While Next Coast Ventures fund cofounder Mike Smerklo believes that Austin and Silicon Valley have a different character. For him, comparing the two places is like comparing New York and Hong Kong – both places are highly developed and innovation is being created here, but they simply have a different character. The capital of Texas is supposed to be a technology city where companies support each other, not necessarily compete.
Austin, while growing rapidly, is not on the same level as Silicon Valley or New York. It will not necessarily be “knocked” off its throne in the coming years, although it is possible that this may happen over time. This is also due in part to the Texas government, which is seen as very pro-business and pro-capitalist.
In fact, officials there are trying to encourage entrepreneurs to launch their companies in the state or create innovations here. The tax system in Texas is also more favorable to entrepreneurs than in California. I’m referring here to the lack of a state income tax. Because of this, there is simply more money left in the circulation of the business or startup ecosystem.
According to a WalletHub report – Texas is the best place to start a business in the entire United States. And Austin itself was awarded as the best city in that state. That’s because of its high job creation rate and numerous VC funding in early stage startups. However, there is one BUT – real estate costs.
These are rising due to population migration, but also due to the state property tax, which is one of the highest in the country. Nevertheless, in terms of taxes California performs much worse than Texas (it is an advantage of federal states that their individual provinces can compete with each other in terms of e.g. income tax. It is an advantage at least for business), although the report praises it for its access to resources, including human ones.
Can Austin withstand tremendous growth?
The Texas capital is widely praised for its rapid growth – both in business, startups and population. However, such rapid growth also brings with it some problems. Austin is an extremely congested city.

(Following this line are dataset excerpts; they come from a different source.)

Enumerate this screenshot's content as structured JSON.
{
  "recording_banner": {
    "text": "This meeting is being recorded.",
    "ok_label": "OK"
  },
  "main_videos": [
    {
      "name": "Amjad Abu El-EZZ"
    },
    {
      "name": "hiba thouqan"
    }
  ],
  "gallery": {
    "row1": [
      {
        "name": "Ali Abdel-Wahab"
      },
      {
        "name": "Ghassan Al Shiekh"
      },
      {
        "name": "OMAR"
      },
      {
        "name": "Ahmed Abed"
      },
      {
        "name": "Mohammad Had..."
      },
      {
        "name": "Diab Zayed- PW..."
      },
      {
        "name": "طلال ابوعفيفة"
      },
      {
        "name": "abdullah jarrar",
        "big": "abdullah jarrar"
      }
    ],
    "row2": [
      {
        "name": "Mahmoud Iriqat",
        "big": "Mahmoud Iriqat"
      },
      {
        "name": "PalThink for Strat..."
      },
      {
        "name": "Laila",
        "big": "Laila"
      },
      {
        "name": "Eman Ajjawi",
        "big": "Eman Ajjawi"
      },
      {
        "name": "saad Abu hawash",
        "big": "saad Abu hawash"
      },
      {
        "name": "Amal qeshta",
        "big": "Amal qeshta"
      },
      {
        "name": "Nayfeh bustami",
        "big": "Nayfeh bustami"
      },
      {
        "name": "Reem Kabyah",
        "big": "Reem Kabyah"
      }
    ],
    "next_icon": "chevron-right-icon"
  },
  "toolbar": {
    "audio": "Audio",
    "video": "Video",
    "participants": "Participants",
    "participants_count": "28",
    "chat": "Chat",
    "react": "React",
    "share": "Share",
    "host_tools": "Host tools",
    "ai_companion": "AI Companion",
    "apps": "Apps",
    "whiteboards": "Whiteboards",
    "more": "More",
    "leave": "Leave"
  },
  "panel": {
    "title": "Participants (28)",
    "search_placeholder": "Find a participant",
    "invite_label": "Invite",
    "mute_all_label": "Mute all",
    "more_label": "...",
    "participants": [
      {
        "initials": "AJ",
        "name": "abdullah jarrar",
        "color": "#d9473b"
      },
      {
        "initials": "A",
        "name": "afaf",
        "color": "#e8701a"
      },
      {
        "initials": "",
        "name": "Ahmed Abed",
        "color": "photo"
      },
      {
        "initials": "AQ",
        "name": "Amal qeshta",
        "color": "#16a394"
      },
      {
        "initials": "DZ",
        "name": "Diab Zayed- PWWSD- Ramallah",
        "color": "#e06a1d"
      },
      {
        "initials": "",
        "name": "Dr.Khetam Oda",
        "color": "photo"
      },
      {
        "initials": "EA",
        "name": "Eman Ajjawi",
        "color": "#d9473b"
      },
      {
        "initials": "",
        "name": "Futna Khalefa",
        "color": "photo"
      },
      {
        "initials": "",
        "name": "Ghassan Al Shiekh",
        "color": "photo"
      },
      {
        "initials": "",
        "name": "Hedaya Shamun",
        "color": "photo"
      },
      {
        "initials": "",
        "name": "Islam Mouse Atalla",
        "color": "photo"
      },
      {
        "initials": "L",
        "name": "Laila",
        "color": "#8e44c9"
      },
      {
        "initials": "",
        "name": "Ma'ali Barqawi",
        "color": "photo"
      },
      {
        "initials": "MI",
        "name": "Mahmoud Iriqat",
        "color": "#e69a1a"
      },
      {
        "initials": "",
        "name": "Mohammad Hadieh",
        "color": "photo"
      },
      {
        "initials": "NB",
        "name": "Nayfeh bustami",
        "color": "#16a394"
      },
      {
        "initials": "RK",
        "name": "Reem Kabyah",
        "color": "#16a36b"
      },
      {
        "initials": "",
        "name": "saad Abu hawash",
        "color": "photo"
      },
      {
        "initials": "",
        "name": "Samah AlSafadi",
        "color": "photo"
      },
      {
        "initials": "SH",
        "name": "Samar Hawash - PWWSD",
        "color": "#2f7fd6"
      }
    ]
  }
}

That’s because the infrastructure can’t keep up with the increase in traffic caused by the many moves.
The migration of people is also causing real estate prices to rise. Housing prices in Austin have risen more than 40% in 2021 alone. Because of this, some Austinites are migrating to neighboring towns or so-called suburbs (housing developments in the suburbs). Rising housing prices have also caused a homelessness problem in Austin. According to official local government data, about 1% of all residents of Travis County, where Austin is located – are homeless. Thus, 10 thousand people per million citizens in this part of the world do not have a home. The Dal United States average is 2506 people per million citizens. Interestingly – as many as 40% of the homeless youth in Austin are LGBT+.
However, buying a home in the Austin metropolitan area is still cheaper than, say, San Jose, California. And cheaper by as much as three times. Another problem is the extinction of micro and small local businesses. Due to rising property taxes and rent – a large number of small business owners are simply closing their businesses. Their place is being replaced by startups and bigtechs. Apparently, reconciling the development of both these ecosystems is practically impossible.
Local government, of course, recognizes all these problems and tries to prevent or solve them, but it will not be easy. Over the next few decades, we’ll probably find out if Austin will outgrow Silicon Valley and New York, or if it can’t keep up the pace and the current leaders will leave it far behind.